The Sydney Morning Herald – 23 November 2006
MULTICULTURALISM has been official bipartisan policy, federal and state, for more than 25 years. It has helped create and sustain what is arguably one of the most successful multi-ethnic, tolerant democratic societies in the world, and is vital for our social cohesion, economic prospects and positive profile in our region and beyond.
However, some commentators want the policy dumped, blaming multiculturalism for ethnic tensions and other social problems. One proposal apparently being considered by the Federal Government is to drop the term “multiculturalism”.
But it is not multiculturalism that is causing the ethnic and social problems critics identify. Extremists and racists have been assailing the core values that are integral to the Australian concept of multiculturalism, compounded over the years by failures to always apply the policy consistently and effectively. But such problems are challenges to multiculturalism; they are not its products.
Australian multiculturalism has always been about both rights and responsibilities. The policy accepts and respects the “right of all Australians to express and share their individual cultural heritage”, the right to equality of treatment and opportunity, and the removal of discriminatory barriers. But it does so only “within an overriding commitment to Australia and the basic structures and values of Australian democracy”. These values include parliamentary democracy and the rule of law, freedom of speech and religion, mutual respect and tolerance, and English as the language of civic discourse.
It is certainly not the case, as some on both sides of the debate seem to think, that multiculturalism stands for “anything goes” with respect to either anti-democratic beliefs, racist violence, or the promotion of terrorism.
In contrast to the somewhat amorphous assimilationism which preceded it, multiculturalism specifies the cultural traits and core values Australians must share in order to have a viable and harmonious community.
The key concept for multiculturalism has always been integration into the core values and institutions of Australian life, avoiding the pitfalls of the other two discredited models of separatism and assimilationism.
The problems created by a small number of intolerant, separatist and anti-democratic doctrines are serious. No one should flinch from saying as much, but they should be tackled from the vantage point of their rejection of shared core values that are the hallmark of Australian multiculturalism.
For example, the recent remarks by Sheik Taj el-Din al Hilaly about women’s dress and rape are hardly his first expressions of views inimical to multicultural Australia – he also has a long history of anti-Semitism, Holocaust denial, support for terrorism, and other extremist and intolerant expressions.

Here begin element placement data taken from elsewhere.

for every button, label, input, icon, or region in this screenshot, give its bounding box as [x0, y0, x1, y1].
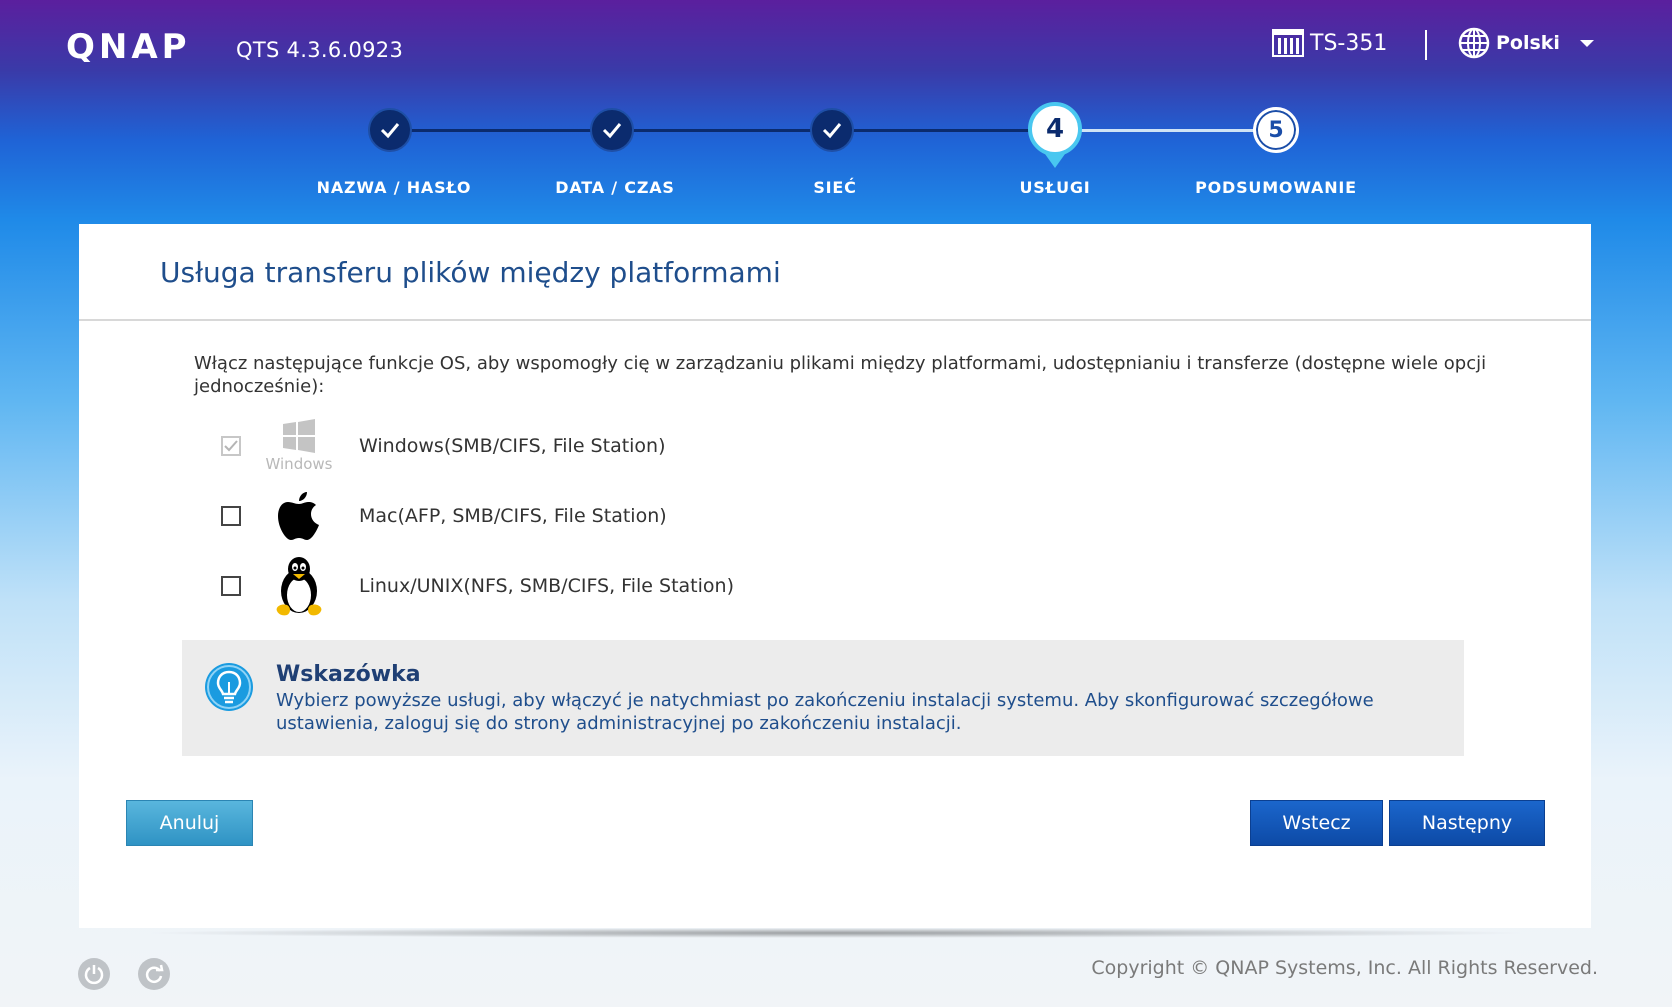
- tux-icon: [263, 550, 335, 622]
- step-4-label: USŁUGI: [1019, 178, 1091, 197]
- language-selector[interactable]: Polski: [1458, 27, 1594, 59]
- os-version: QTS 4.3.6.0923: [236, 38, 404, 62]
- header-divider: [1425, 30, 1427, 60]
- device-model: TS-351: [1272, 28, 1387, 58]
- step-2-done: [590, 108, 634, 152]
- cancel-button[interactable]: Anuluj: [126, 800, 253, 846]
- windows-logo-icon: [283, 419, 315, 453]
- globe-icon: [1458, 27, 1490, 59]
- language-label: Polski: [1496, 32, 1560, 54]
- step-5-number: 5: [1268, 117, 1284, 143]
- step-1-label: NAZWA / HASŁO: [316, 178, 472, 197]
- step-connector-future: [1058, 129, 1278, 132]
- mac-checkbox[interactable]: [221, 506, 241, 526]
- intro-text: Włącz następujące funkcje OS, aby wspomo…: [194, 353, 1487, 397]
- back-button[interactable]: Wstecz: [1250, 800, 1383, 846]
- current-step-pointer: [1045, 154, 1065, 168]
- windows-icon-caption: Windows: [265, 455, 333, 473]
- page-title: Usługa transferu plików między platforma…: [160, 256, 781, 289]
- mac-option-label: Mac(AFP, SMB/CIFS, File Station): [359, 505, 667, 527]
- checkmark-icon: [224, 440, 238, 452]
- power-icon: [84, 965, 104, 985]
- step-5-future: 5: [1253, 107, 1299, 153]
- checkmark-icon: [602, 123, 622, 139]
- apple-icon: [263, 480, 335, 552]
- next-button[interactable]: Następny: [1389, 800, 1545, 846]
- linux-option-label: Linux/UNIX(NFS, SMB/CIFS, File Station): [359, 575, 734, 597]
- step-3-label: SIEĆ: [813, 178, 857, 197]
- option-mac[interactable]: Mac(AFP, SMB/CIFS, File Station): [221, 480, 667, 552]
- copyright-text: Copyright © QNAP Systems, Inc. All Right…: [1091, 957, 1598, 979]
- option-windows[interactable]: Windows Windows(SMB/CIFS, File Station): [221, 410, 666, 482]
- header: QNAP QTS 4.3.6.0923 TS-351 Polski: [0, 0, 1672, 100]
- power-button[interactable]: [78, 958, 110, 990]
- hint-title: Wskazówka: [276, 662, 421, 687]
- panel-shadow: [140, 928, 1532, 938]
- restart-icon: [145, 964, 164, 983]
- penguin-icon: [276, 557, 322, 616]
- setup-panel: Usługa transferu plików między platforma…: [79, 224, 1591, 928]
- device-model-label: TS-351: [1310, 30, 1388, 56]
- svg-text:QNAP: QNAP: [66, 30, 191, 62]
- checkmark-icon: [822, 123, 842, 139]
- wizard-steps: 4 5 NAZWA / HASŁO DATA / CZAS SIEĆ USŁUG…: [0, 100, 1672, 210]
- hint-text: Wybierz powyższe usługi, aby włączyć je …: [276, 690, 1374, 734]
- linux-checkbox[interactable]: [221, 576, 241, 596]
- windows-checkbox[interactable]: [221, 436, 241, 456]
- windows-icon: Windows: [263, 410, 335, 482]
- step-3-done: [810, 108, 854, 152]
- title-divider: [79, 319, 1591, 321]
- step-5-label: PODSUMOWANIE: [1195, 178, 1357, 197]
- chevron-down-icon: [1579, 39, 1594, 47]
- step-2-label: DATA / CZAS: [555, 178, 675, 197]
- restart-button[interactable]: [138, 958, 170, 990]
- checkmark-icon: [380, 123, 400, 139]
- nas-device-icon: [1272, 29, 1304, 57]
- lightbulb-icon: [205, 663, 253, 711]
- hint-box: Wskazówka Wybierz powyższe usługi, aby w…: [182, 640, 1464, 756]
- apple-logo-icon: [278, 492, 319, 540]
- qnap-logo: QNAP: [66, 30, 191, 62]
- step-4-number: 4: [1045, 114, 1065, 144]
- option-linux[interactable]: Linux/UNIX(NFS, SMB/CIFS, File Station): [221, 550, 734, 622]
- windows-option-label: Windows(SMB/CIFS, File Station): [359, 435, 666, 457]
- step-4-current: 4: [1028, 102, 1082, 156]
- step-1-done: [368, 108, 412, 152]
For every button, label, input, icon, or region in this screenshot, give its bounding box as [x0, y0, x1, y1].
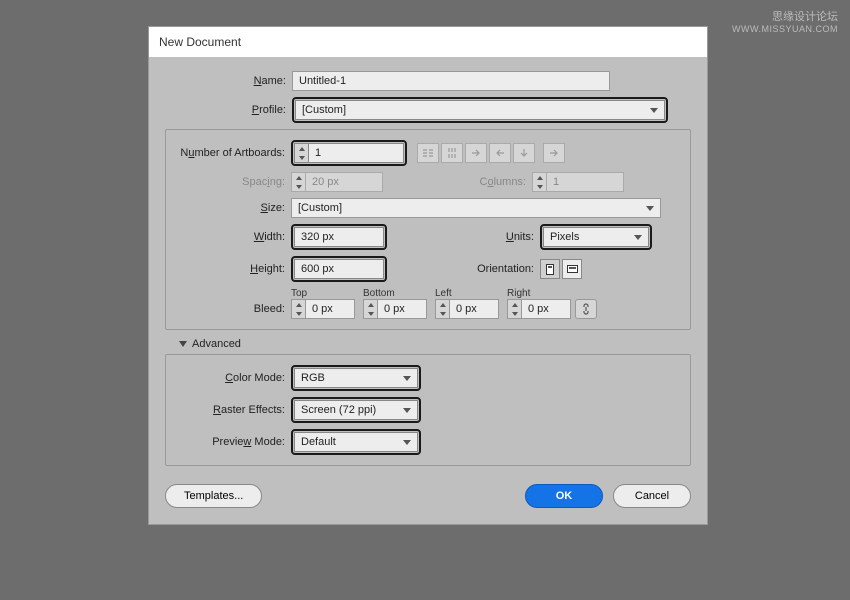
advanced-toggle[interactable]: Advanced	[179, 338, 691, 350]
advanced-panel: Color Mode: RGB Raster Effects: Screen (…	[165, 354, 691, 466]
name-label: Name:	[165, 75, 292, 87]
columns-stepper	[532, 172, 624, 192]
arrow-right2-icon	[543, 143, 565, 163]
bleed-label: Bleed:	[174, 303, 291, 315]
spacing-stepper	[291, 172, 383, 192]
height-input[interactable]	[294, 259, 384, 279]
width-input[interactable]	[294, 227, 384, 247]
artboards-stepper[interactable]	[294, 143, 404, 163]
profile-label: Profile:	[165, 104, 292, 116]
ok-button[interactable]: OK	[525, 484, 603, 508]
bleed-right-stepper[interactable]	[507, 299, 571, 319]
size-select[interactable]: [Custom]	[291, 198, 661, 218]
color-mode-select[interactable]: RGB	[294, 368, 418, 388]
color-mode-label: Color Mode:	[174, 372, 291, 384]
grid-row-icon	[417, 143, 439, 163]
arrow-down-icon	[513, 143, 535, 163]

As the former immigration minister Chris Hurford recently pointed out, it was a major failure of multicultural policy that Hilaly was granted residence and then citizenship, given that his intolerant views were widely known before these decisions were made.
It was a further policy failure to invite him recently to participate in major public forums, such as the Muslim Reference Group.
Other recent challenges to multiculturalism include the ugliness at Cronulla last December; the apparent development of a small terrorism group under Abdul Benbrika which allegedly sought to reproduce something akin to the London subway bombings here; and Melbourne’s Sheik Omran preaching separatism from non-Muslims, violent jihad and racist conspiracy theories about Christians and Jews, allegations of his close links with several figures from the Jemaah Islamiah terrorism group, and being the spiritual leader to a network of individuals under investigation or indictment for terrorism offences.
We have also repeatedly been visited by various overseas Muslim clerics who seek to radicalise local Muslims.
Given the nature of these real challenges to our harmony and security, complicated proposals for more rigorous English language and citizenship tests, based on those in countries, including Britain, which have less multicultural success than Australia, seem to be somewhat beside the point in marginalising such fringe extremist groups.
While no one should ever be excluded on racial or ethnic grounds, immigrants who are openly opposed to the core values central to multiculturalism represent a threat to social cohesion, and have no compelling claim to join a society based on values they despise.
While Australia does have some problems with intolerance and extremism, Australian multiculturalism is not their cause but rather helps to provide the framework for addressing these problems. Arguments to the contrary are essentially proposals to throw the baby out with the bathwater.
Neither the term nor the overall policy of Australian multiculturalism need to be changed.
Instead, while always trying to make it even more effective in matching our rights with our responsibilities, the main thrust should always be on more consistent, rigorous adaptation to changing challenges.
Dr Colin Rubenstein is executive director of the Australia/Israel & Jewish Affairs Council and was, until June 30, a member of the Federal Government’s Council for a Multicultural Australia and its predecessor, the National Multicultural Advisory Council.